Question:

What are the complex 4th roots of z = -72 + i*72*sqrt(3)?

Answers:

A-Best: First convert -72 + 72i√3 to polar form. |-72 + 72i√3| = √[(-72)^2 + (72√3)^2] = √(5184 + 15552) = 144 The angle between the real axis and -72 + 72i√3 is: tan^-1(-72√3 / 72) = -π/3 + 2π = 5π/3 Adding π to this gives the angle in the correct quadrant (8π/3).
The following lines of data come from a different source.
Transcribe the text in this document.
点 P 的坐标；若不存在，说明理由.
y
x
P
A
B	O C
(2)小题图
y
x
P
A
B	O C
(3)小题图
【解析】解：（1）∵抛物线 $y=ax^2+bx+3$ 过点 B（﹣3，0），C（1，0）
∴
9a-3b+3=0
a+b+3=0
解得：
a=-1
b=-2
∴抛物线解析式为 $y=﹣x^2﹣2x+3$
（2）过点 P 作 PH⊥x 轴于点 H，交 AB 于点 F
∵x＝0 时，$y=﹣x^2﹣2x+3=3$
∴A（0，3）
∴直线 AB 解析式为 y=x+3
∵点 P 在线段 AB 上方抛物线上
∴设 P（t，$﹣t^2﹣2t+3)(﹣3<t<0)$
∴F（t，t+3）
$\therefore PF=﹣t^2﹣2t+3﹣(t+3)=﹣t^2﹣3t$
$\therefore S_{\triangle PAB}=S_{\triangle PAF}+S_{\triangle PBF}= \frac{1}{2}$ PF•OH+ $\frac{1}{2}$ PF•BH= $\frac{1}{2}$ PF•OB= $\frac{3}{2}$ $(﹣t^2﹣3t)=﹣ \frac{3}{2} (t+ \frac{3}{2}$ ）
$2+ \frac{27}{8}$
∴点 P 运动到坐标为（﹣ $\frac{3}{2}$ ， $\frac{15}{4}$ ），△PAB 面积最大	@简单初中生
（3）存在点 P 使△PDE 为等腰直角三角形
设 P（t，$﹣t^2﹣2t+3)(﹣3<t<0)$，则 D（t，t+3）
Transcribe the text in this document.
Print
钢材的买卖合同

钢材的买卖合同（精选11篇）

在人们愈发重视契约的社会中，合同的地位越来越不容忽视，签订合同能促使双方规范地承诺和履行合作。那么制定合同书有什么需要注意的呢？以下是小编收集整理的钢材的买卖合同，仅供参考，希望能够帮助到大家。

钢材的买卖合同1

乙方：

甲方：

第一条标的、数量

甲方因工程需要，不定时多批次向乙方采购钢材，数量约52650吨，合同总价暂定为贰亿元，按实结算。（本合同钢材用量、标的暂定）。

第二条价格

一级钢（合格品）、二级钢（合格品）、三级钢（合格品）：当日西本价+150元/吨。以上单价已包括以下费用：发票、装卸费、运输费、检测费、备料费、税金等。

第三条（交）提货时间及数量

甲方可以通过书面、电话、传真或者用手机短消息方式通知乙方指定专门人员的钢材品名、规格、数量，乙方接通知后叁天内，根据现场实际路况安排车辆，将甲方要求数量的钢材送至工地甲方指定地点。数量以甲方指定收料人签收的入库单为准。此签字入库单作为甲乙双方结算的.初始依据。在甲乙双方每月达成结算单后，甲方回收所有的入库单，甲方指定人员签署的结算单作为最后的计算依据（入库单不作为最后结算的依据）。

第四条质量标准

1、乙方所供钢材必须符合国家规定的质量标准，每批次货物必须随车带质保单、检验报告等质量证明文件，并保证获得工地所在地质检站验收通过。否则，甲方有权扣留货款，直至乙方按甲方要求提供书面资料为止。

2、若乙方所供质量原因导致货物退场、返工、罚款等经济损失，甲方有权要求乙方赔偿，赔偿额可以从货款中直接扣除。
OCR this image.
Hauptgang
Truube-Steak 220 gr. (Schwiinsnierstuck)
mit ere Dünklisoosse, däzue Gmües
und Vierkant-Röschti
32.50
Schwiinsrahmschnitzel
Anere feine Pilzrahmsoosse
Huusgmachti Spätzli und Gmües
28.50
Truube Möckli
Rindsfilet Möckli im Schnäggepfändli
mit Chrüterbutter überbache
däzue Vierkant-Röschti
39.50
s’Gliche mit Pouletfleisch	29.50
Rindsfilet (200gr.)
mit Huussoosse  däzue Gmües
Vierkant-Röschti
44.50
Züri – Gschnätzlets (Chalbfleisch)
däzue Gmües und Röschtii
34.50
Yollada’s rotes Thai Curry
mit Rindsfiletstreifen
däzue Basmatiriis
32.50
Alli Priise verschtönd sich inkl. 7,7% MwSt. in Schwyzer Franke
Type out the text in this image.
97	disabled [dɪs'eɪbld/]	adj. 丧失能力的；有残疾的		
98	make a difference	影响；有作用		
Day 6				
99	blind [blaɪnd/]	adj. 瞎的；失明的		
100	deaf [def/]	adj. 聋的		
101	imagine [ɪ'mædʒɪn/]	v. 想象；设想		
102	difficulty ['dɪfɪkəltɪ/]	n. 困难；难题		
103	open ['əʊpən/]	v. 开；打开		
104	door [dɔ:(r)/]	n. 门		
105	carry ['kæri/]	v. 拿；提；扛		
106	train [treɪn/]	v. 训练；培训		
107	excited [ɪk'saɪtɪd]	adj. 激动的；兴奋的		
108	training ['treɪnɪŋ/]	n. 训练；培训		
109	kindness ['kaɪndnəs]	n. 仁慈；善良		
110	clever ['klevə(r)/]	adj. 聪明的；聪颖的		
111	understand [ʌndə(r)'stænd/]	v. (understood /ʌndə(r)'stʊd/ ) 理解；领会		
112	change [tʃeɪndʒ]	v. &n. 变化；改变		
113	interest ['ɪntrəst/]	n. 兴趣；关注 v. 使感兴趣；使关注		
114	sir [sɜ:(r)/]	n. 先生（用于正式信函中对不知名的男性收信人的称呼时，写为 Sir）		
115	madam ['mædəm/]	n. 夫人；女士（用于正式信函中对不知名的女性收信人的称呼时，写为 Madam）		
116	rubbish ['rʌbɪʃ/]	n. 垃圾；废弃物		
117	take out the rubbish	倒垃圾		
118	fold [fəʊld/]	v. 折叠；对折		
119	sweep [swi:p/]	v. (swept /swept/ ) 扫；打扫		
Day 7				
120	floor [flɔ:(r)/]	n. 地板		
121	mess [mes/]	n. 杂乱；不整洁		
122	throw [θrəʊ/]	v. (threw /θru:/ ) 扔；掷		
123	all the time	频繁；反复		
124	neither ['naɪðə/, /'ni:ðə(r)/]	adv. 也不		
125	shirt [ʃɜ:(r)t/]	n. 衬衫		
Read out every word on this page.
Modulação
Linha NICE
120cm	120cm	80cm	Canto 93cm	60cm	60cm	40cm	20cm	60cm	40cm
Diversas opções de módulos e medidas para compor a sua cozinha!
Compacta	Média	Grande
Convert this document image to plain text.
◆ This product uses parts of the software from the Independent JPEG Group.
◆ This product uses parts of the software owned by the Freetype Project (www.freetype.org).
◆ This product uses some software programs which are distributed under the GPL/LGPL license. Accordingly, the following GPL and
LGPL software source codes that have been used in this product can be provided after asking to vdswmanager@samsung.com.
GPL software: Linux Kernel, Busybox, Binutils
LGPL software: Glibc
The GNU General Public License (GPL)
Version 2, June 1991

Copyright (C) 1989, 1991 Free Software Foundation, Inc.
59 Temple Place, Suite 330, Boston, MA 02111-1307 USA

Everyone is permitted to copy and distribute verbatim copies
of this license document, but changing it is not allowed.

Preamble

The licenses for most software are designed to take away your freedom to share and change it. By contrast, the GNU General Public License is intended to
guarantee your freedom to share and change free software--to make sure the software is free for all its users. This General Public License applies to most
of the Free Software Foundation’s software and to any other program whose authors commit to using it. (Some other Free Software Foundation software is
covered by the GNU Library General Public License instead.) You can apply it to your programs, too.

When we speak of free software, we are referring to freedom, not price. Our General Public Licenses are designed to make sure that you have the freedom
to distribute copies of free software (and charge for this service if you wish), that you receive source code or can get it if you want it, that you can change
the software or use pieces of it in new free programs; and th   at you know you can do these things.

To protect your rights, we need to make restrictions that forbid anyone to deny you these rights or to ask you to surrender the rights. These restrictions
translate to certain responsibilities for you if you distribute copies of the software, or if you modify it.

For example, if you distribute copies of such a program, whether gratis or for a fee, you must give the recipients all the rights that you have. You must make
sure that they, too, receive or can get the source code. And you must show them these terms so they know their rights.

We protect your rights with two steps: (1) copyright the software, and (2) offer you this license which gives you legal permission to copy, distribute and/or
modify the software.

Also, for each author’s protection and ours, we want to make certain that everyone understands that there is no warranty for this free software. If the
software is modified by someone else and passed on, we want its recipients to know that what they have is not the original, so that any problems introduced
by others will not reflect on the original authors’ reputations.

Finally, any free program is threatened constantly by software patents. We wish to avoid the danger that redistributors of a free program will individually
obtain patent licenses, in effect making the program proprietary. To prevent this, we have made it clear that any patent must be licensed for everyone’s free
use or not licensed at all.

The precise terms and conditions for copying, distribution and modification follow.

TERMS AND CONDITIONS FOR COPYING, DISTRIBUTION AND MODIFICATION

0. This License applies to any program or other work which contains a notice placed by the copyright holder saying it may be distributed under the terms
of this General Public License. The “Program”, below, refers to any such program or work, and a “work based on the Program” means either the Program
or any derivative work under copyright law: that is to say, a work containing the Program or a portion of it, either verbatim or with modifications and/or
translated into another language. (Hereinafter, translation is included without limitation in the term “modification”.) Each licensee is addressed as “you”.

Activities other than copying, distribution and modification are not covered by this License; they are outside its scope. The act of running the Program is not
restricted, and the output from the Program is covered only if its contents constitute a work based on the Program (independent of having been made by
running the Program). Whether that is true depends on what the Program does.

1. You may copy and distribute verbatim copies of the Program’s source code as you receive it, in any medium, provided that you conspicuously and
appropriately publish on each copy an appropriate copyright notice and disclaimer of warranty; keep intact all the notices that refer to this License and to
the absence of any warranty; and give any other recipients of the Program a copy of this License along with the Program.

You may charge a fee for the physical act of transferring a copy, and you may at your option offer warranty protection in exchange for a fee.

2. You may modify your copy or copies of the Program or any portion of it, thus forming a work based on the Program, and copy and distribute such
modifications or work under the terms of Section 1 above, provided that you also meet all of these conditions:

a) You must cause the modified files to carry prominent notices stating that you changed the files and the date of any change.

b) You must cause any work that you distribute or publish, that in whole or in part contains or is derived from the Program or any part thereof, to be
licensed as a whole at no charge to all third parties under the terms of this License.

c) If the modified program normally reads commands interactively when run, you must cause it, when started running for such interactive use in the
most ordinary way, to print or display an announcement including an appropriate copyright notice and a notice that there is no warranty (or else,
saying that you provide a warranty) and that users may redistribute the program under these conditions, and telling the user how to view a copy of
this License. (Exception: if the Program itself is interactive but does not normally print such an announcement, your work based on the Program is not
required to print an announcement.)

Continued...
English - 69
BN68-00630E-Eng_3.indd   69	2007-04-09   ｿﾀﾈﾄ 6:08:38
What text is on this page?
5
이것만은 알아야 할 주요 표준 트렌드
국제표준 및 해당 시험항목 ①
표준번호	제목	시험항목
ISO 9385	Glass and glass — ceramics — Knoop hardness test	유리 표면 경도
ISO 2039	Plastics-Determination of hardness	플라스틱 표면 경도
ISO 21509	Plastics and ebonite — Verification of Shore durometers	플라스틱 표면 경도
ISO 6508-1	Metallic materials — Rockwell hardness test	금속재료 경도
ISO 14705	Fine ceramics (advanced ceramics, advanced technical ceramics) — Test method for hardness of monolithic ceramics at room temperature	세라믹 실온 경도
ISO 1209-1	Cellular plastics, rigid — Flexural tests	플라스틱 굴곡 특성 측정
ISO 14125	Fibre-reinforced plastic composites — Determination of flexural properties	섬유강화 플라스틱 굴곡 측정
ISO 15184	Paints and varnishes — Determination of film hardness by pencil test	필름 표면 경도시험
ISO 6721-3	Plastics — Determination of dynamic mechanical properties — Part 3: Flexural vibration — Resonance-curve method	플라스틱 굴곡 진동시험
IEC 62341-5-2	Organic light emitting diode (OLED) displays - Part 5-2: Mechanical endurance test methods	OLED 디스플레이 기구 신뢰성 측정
So -72 + 72i√3 = 144(cos 8π/3 + i sin 8π/3) From De Movire's Theorem, we have: Root 1 = 144^(1/4)[cos (8π/3)/4 + i sin (8π/3)/4] = 144^(1/4)(cos 2π/3 + i sin 2π/3) = 144^(1/4)[(-1 + i√3)/2] = -√3 + 3i Root 2 = 144^(1/4)[cos (8π/3 + 2π)/4 + i sin (8π/3 + 2π)/4] = 144^(1/4)[cos (8π/3 + 6π/3)/4 + i sin (8π/3 + 6π/3)/4] = 144^(1/4)[cos (14π/3)/4 + i sin (14π/3)/4] = 144^(1/4)(cos 7π/6 + i sin 7π/6) = 144^(1/4)[(-√3 - i)/2] = -3 - i√3 Root 3 = 144^(1/4)[cos (8π/3 + 4π)/4 + i sin (8π/3 + 4π)/4] = 144^(1/4)[cos (8π/3 + 12π/3)/4 + i sin (8π/3 + 6π/3)/4] = 144^(1/4)[cos (20π/3)/4 + i sin (14π/3)/4] = 144^(1/4)(cos 5π/3 + i sin 5π/3) = 144^(1/4)[(1 - i√3)/2] = √3 - 3i Root 4 = 144^(1/4)[cos (8π/3 + 6π)/4 + i sin (8π/3 + 6π)/4] = 144^(1/4)[cos (8π/3 + 18π/3)/4 + i sin (8π/3 + 18π/3)/4] = 144^(1/4)[cos (26π/3)/4 + i sin (26π/3)/4] = 144^(1/4)(cos 13π/6 + i sin 13π/6) = 144^(1/4)[(√3 + i)/2] = 3 + i√3 I hope that helps!  

A: This is a general way to find the nth roots of any complex number. Let the complex number have a magnitude r and an angle t. The nth roots will all have a magnitude r ^(1/n) and angles of t, (t + 2π/n), (t + 4π/n), ....... (t + 2(n - 2)π/n), (t + 2(n - 1)π/n). Note that t + 2π is the same as t, so the angles repeat after this. Hope this helps.